Em uma situação como essa, não é recomendado negar o óbvio para quem o flagrou. Sandra sugere o seguinte discurso: “Recebi uma abordagem e fui conversar para entender o que era. É o mercado, não significa que eu queira sair da empresa”. Se a réplica for “Por que não me contou?”, a tréplica pode seguir pela via do “Queria esperar o processo maturar, saber se valia a pena abri-lo para você”, enfatiza.
“Valer a pena”, por sinal, é um critério a ser fortemente levado em consideração antes de entrar em um processo de seleção mesmo estando empregado. “É preciso fazer filtro inicial de motivação, analisar os desafios e o que se espera do projeto apresentado”, afirma Rocha. “A relação com o headhunter deve ser muito aberta.”
Essa abertura não caracterizava o comportamento de Edvaldo Souza, de 41 anos, nas ocasiões em que foi sondado enquanto gerente de primeira linha em uma grande companhia brasileira. Em um ano em que ele tinha a expectativa de se tornar sócio da empresa, um diretor dobrou seu bônus com a condição de que não trocasse de emprego. “Naquele período recebi muitas ligações de headhunters.

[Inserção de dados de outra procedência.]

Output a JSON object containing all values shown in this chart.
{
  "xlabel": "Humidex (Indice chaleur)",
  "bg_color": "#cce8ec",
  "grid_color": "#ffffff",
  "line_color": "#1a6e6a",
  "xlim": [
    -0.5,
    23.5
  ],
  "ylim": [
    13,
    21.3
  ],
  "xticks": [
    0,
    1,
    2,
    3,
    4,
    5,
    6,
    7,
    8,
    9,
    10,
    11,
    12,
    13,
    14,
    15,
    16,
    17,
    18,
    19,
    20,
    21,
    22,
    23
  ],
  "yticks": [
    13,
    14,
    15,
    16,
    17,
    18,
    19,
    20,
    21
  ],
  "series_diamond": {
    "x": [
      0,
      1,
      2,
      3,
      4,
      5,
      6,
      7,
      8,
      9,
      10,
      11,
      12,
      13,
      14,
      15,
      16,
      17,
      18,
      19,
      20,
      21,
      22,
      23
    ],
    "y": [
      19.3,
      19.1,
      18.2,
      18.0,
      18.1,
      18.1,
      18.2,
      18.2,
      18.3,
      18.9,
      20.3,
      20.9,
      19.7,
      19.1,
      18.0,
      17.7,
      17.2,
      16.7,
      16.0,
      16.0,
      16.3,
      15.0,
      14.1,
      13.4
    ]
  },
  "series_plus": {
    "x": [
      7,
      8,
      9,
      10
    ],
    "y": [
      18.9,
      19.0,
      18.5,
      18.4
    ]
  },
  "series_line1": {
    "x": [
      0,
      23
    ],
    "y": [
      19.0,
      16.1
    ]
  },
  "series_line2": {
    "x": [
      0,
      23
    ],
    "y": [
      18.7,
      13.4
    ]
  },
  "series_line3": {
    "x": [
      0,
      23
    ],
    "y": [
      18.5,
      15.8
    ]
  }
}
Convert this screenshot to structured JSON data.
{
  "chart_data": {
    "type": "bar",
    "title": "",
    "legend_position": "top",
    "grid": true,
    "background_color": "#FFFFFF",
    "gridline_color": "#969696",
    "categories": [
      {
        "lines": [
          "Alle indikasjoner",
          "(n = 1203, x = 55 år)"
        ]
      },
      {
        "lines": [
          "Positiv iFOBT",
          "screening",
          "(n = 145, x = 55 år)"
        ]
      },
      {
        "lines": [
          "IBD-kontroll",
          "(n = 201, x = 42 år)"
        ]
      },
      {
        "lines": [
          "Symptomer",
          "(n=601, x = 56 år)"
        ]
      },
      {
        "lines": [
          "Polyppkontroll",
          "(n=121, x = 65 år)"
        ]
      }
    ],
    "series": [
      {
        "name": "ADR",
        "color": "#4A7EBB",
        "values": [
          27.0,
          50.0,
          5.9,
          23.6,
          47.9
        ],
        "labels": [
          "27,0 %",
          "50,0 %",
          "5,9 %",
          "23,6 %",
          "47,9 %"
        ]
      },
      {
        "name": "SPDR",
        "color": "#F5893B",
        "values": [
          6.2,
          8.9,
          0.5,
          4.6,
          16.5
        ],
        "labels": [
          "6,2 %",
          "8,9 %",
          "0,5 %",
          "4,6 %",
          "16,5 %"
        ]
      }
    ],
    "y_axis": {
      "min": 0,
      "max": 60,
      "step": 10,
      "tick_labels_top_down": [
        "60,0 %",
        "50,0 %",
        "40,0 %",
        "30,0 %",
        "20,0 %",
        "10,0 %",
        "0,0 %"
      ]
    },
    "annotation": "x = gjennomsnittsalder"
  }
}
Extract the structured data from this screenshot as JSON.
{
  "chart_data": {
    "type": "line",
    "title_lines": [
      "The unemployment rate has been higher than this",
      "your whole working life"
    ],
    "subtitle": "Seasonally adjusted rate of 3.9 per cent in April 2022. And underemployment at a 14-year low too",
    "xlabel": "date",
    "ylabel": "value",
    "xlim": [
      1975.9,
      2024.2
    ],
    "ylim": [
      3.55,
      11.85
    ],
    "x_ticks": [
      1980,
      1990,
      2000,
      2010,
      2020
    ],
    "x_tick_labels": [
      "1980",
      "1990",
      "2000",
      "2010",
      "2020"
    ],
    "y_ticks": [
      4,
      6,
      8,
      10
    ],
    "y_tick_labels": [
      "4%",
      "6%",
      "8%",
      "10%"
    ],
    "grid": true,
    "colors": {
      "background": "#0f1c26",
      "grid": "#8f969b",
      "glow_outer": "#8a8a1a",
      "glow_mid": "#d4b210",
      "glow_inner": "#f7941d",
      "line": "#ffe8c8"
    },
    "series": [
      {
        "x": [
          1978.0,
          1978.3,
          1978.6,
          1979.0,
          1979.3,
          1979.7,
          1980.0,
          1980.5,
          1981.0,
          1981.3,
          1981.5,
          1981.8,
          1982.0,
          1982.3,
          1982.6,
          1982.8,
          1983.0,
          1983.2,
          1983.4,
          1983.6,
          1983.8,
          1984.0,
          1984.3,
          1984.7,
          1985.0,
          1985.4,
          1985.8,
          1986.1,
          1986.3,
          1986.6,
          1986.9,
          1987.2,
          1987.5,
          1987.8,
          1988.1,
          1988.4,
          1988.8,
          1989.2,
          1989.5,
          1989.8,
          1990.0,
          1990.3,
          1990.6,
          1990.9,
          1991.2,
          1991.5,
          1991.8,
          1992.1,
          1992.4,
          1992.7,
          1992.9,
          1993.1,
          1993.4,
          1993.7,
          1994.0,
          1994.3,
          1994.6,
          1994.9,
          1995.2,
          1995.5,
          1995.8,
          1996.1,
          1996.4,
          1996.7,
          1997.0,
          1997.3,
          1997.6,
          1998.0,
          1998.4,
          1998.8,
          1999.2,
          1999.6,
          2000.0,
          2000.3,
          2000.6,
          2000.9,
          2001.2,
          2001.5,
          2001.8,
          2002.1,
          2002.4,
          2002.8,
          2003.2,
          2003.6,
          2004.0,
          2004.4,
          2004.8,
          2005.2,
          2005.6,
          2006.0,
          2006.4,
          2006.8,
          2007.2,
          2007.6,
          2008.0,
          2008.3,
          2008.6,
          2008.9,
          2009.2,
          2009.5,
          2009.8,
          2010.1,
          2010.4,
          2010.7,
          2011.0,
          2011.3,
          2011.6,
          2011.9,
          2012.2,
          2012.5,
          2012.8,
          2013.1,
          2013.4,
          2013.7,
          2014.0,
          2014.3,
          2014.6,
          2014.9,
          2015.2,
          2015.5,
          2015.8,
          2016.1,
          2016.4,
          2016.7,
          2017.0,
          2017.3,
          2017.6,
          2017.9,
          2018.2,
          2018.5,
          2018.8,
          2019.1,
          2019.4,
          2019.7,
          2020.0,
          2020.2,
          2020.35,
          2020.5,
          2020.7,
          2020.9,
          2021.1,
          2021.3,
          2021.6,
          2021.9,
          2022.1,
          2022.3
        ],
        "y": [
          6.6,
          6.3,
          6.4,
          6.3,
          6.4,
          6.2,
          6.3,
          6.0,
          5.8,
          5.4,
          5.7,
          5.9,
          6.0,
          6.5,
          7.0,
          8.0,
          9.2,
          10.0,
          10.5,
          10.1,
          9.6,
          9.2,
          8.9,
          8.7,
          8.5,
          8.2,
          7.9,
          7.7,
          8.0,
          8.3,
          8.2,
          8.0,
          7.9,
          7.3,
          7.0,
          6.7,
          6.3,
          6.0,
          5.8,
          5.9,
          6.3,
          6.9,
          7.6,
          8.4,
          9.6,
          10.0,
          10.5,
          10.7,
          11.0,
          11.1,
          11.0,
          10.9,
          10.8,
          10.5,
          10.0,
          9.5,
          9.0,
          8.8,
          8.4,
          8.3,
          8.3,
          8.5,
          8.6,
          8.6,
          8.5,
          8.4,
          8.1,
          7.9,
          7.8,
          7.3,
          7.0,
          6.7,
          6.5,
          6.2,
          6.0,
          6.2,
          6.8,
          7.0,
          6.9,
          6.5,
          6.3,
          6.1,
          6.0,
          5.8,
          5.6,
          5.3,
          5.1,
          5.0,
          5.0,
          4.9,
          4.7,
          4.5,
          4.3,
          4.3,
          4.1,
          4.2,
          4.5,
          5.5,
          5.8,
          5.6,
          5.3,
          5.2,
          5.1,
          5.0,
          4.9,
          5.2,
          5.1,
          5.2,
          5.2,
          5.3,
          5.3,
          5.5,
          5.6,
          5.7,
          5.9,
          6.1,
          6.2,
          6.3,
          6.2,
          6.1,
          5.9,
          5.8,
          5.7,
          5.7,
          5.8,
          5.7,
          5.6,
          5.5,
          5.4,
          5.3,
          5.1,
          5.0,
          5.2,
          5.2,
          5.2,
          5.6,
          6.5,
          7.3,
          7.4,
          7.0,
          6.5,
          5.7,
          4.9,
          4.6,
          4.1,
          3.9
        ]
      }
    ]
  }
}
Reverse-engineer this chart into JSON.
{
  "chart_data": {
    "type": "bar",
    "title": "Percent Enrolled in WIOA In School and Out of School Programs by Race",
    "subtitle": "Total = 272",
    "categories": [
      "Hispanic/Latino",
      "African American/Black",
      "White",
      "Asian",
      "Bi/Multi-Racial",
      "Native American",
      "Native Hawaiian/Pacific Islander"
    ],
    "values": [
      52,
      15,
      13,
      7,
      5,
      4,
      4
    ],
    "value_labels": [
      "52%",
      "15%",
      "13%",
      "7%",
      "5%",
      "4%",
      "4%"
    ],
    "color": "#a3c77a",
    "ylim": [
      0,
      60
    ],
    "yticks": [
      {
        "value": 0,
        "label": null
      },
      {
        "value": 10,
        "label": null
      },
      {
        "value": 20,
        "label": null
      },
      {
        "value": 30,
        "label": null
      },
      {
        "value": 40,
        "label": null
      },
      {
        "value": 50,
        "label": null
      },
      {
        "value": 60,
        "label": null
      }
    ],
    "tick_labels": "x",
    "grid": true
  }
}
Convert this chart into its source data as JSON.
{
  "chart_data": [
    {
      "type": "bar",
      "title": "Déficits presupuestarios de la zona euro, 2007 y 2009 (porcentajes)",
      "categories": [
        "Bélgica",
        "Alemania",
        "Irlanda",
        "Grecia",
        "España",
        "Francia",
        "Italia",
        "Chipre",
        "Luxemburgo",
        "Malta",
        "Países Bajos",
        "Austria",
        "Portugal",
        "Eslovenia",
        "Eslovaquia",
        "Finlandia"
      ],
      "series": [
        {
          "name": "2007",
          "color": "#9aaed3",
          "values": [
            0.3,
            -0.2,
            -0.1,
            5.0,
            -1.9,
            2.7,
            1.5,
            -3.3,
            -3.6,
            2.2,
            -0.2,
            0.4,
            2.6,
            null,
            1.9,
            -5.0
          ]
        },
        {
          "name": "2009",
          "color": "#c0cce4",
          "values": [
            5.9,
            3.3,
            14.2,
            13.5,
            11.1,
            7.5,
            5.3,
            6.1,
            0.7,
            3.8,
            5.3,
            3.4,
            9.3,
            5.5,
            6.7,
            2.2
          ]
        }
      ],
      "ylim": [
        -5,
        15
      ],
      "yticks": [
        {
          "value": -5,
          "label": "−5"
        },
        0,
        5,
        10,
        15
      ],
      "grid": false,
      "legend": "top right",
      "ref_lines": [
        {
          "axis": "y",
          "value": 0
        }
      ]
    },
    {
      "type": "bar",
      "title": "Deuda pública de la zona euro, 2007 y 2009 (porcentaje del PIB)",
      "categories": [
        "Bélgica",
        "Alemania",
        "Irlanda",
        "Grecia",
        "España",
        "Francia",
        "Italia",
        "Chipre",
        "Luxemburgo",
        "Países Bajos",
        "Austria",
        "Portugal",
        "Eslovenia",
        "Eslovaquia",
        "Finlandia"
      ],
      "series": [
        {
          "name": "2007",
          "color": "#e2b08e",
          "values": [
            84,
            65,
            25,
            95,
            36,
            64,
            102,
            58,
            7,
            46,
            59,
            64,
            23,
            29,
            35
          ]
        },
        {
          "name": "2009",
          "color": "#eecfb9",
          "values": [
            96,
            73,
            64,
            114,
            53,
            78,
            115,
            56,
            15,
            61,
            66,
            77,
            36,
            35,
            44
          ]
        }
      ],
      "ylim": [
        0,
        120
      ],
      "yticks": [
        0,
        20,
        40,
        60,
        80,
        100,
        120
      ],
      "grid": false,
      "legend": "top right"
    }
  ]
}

Achava que poderia estar sendo testado e fui muito radical, nem queria ouvir o que tinham a dizer”, conta.
Tal postura, segundo percebeu depois, fez com que seu network ficasse muito restrito. Quando precisou sair para o mercado, notou que deveria ter agido de outra maneira. A partir de então, passou a ver os recrutadores especializados de outra forma e a lhes dispensar outro tipo de tratamento. “São eles que orientam sobre o que você vai encontrar do outro lado.”
Hoje, Souza é presidente da Ledervinmatec, empresa de laminados sintéticos à qual chegou quatro anos e meio atrás como gerente de planejamento – ocupa o cargo atual há oito meses. Um relacionamento de total transparência com seus empregadores permite que tenha contatos amigáveis com headhunters, os quais ajuda até com indicações para vagas. Já chegou mesmo a conversar sobre convites para tirá-lo da companhia, mas julga a tarefa “bastante complicada” para quem pensa em empreendê-la atualmente. “A abertura é muito salutar, faz bem até para a própria empresa. Se o executivo recebe consecutivas propostas e permanece onde está, é um bom sinal.”